Lock-Based Protocols
Lock-based protocols are a pessimistic approach to concurrency control. They require a transaction to acquire a lock on a data item before it can read or write it, preventing other transactions from modifying the item simultaneously. There are two primary lock modes: Shared (S) locks for read operations, which allow multiple transactions to read the same item, and Exclusive (X) locks for write operations, which prevent any other lock. The protocol’s core is defined by its rules for lock acquisition and release. A common strict Two-Phase Locking (2PL) protocol guarantees serializability by growing (acquiring locks) and shrinking (releasing locks) in two distinct phases, with all locks held until the transaction commits, ensuring recoverability and preventing cascading rollbacks.
Timestamp-Based Protocols
Timestamp-based protocols are an optimistic alternative to locking. Each transaction is assigned a unique, monotonically increasing timestamp upon start. The protocol orders transactions based on their timestamps to ensure serializability. For every data item, the system maintains the read-timestamp (latest transaction that read it) and the write-timestamp (latest transaction that wrote it).

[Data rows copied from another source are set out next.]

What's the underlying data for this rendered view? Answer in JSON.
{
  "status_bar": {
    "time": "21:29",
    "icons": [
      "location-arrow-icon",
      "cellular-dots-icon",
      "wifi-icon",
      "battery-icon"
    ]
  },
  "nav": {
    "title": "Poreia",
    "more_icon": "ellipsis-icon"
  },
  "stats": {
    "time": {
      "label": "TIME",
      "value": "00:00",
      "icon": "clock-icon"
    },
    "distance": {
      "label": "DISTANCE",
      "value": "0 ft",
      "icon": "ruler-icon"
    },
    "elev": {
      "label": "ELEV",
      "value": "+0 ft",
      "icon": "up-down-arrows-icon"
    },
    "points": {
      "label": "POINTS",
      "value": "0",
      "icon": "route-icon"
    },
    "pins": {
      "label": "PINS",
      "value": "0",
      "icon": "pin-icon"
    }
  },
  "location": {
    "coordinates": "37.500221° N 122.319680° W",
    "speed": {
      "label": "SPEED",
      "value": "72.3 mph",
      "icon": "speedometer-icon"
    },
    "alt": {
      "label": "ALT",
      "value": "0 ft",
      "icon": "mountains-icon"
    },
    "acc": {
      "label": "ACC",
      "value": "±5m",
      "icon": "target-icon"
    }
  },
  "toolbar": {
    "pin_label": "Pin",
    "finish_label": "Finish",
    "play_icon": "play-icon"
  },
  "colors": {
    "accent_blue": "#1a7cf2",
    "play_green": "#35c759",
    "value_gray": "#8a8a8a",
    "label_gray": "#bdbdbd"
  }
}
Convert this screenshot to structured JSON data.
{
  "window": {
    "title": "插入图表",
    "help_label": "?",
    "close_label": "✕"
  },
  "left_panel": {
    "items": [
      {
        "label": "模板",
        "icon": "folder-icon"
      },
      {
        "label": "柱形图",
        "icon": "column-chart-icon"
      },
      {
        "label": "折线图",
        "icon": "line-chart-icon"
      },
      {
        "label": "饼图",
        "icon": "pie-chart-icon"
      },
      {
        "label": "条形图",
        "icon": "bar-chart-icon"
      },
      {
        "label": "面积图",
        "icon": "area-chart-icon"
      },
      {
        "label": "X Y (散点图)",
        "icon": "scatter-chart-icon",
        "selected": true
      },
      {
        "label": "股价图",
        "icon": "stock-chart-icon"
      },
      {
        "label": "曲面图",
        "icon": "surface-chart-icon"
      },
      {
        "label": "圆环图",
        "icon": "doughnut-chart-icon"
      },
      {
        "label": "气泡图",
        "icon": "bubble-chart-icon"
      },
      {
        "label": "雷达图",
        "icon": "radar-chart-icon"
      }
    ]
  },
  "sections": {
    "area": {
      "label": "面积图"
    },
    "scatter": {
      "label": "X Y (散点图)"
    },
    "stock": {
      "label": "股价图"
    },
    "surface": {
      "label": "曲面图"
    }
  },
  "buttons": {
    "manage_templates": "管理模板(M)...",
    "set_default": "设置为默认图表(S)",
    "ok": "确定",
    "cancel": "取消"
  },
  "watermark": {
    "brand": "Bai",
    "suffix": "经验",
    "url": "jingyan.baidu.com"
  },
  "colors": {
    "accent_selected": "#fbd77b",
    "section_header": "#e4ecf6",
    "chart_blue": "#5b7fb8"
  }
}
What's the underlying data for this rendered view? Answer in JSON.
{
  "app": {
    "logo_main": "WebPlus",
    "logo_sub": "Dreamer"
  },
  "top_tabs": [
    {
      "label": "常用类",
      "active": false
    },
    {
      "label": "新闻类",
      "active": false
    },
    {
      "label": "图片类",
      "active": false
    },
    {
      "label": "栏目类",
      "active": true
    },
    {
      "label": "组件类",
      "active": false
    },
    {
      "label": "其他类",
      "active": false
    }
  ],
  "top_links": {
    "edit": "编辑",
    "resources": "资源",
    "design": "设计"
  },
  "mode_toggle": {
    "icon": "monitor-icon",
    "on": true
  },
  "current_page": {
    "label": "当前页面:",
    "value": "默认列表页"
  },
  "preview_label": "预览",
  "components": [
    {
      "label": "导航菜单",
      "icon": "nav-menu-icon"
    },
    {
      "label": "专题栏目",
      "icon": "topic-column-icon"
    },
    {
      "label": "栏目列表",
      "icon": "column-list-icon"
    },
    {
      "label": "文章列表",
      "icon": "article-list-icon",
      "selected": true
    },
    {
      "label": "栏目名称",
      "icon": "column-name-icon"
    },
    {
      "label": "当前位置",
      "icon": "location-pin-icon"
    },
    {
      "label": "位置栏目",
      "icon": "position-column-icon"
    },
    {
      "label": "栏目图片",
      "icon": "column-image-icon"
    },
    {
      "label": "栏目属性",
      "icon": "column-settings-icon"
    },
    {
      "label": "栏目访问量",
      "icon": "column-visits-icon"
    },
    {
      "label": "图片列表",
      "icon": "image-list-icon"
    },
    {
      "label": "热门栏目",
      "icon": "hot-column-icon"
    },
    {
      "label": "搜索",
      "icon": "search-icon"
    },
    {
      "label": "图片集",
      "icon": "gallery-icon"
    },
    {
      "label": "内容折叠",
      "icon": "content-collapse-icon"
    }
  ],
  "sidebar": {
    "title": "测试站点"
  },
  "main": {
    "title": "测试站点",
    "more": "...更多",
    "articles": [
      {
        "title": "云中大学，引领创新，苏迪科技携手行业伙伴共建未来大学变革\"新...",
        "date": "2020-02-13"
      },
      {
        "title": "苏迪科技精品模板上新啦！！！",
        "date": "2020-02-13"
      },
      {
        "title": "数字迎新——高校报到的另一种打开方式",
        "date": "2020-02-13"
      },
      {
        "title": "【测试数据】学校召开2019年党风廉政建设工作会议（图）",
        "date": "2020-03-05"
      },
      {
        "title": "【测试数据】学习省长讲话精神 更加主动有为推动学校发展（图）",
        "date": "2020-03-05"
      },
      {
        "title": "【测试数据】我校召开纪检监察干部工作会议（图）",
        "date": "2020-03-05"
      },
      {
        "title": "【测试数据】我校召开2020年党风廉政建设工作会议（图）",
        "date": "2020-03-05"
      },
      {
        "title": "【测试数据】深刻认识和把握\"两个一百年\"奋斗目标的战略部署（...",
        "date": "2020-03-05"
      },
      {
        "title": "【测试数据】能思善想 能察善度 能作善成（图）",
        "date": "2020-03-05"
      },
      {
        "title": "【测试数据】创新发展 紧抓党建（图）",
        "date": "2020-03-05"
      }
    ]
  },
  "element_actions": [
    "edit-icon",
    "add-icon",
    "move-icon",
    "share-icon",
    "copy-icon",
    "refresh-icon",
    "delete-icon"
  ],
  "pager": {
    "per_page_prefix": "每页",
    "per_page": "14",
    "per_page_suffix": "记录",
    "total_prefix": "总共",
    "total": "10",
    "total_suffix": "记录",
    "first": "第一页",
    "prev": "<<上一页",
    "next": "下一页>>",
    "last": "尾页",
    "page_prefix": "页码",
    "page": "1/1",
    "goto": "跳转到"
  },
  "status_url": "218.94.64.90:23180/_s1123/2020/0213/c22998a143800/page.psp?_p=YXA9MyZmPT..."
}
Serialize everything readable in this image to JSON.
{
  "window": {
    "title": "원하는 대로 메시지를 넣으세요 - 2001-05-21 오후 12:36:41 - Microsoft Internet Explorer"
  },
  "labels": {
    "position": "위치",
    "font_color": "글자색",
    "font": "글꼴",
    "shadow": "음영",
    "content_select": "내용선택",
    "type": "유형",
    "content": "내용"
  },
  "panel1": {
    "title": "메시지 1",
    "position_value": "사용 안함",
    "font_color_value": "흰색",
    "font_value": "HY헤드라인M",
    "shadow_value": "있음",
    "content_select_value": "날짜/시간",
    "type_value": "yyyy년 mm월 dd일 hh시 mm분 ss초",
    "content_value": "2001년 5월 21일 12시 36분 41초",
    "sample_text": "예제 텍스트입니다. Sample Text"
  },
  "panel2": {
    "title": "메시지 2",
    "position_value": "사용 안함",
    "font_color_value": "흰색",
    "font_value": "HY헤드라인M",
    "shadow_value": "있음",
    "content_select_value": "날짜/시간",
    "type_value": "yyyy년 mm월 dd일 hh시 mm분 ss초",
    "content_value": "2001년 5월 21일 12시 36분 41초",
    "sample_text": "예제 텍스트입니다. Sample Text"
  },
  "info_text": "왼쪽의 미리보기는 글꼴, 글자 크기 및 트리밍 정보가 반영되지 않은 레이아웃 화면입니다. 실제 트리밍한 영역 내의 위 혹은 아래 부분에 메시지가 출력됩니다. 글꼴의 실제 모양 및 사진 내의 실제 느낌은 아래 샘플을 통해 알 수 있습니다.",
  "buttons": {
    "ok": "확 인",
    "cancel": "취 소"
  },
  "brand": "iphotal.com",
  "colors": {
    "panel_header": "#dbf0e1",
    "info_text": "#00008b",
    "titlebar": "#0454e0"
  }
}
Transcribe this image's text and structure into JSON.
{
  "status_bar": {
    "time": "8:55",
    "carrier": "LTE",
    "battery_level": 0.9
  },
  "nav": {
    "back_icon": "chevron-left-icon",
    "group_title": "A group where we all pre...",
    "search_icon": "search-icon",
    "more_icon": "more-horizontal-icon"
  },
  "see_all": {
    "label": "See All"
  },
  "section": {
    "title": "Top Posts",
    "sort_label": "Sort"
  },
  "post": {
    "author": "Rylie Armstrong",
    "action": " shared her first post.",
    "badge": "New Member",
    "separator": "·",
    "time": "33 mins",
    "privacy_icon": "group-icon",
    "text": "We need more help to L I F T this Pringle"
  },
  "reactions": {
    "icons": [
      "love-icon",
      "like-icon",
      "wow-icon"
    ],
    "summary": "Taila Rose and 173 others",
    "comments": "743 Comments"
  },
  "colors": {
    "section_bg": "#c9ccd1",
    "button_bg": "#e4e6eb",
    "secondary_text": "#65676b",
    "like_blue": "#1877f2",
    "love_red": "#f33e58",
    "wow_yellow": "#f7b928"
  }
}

When a transaction issues a read or write, the protocol compares its timestamp with the item’s timestamps. If a transaction attempts to read a value written by a younger transaction or write a value read by a younger transaction, it is rolled back and restarted with a new timestamp. This method avoids locks and deadlocks but incurs overhead from restarts.
Deadlocks
A deadlock is a specific concurrency problem where two or more transactions are stuck in a circular wait, each holding a lock that another transaction needs and simultaneously waiting for a lock held by another transaction in the circle. For example, Transaction T1 holds lock on item A and waits for item B, while Transaction T2 holds lock on B and waits for A. Neither can proceed. Deadlock handling involves two strategies: prevention and detection & recovery. Prevention protocols (e.g., wait-die, wound-wait) use transaction timestamps to avoid circular waits. Detection uses a wait-for graph to identify cycles; if a cycle is found, the system selects a victim transaction to roll back, breaking the deadlock.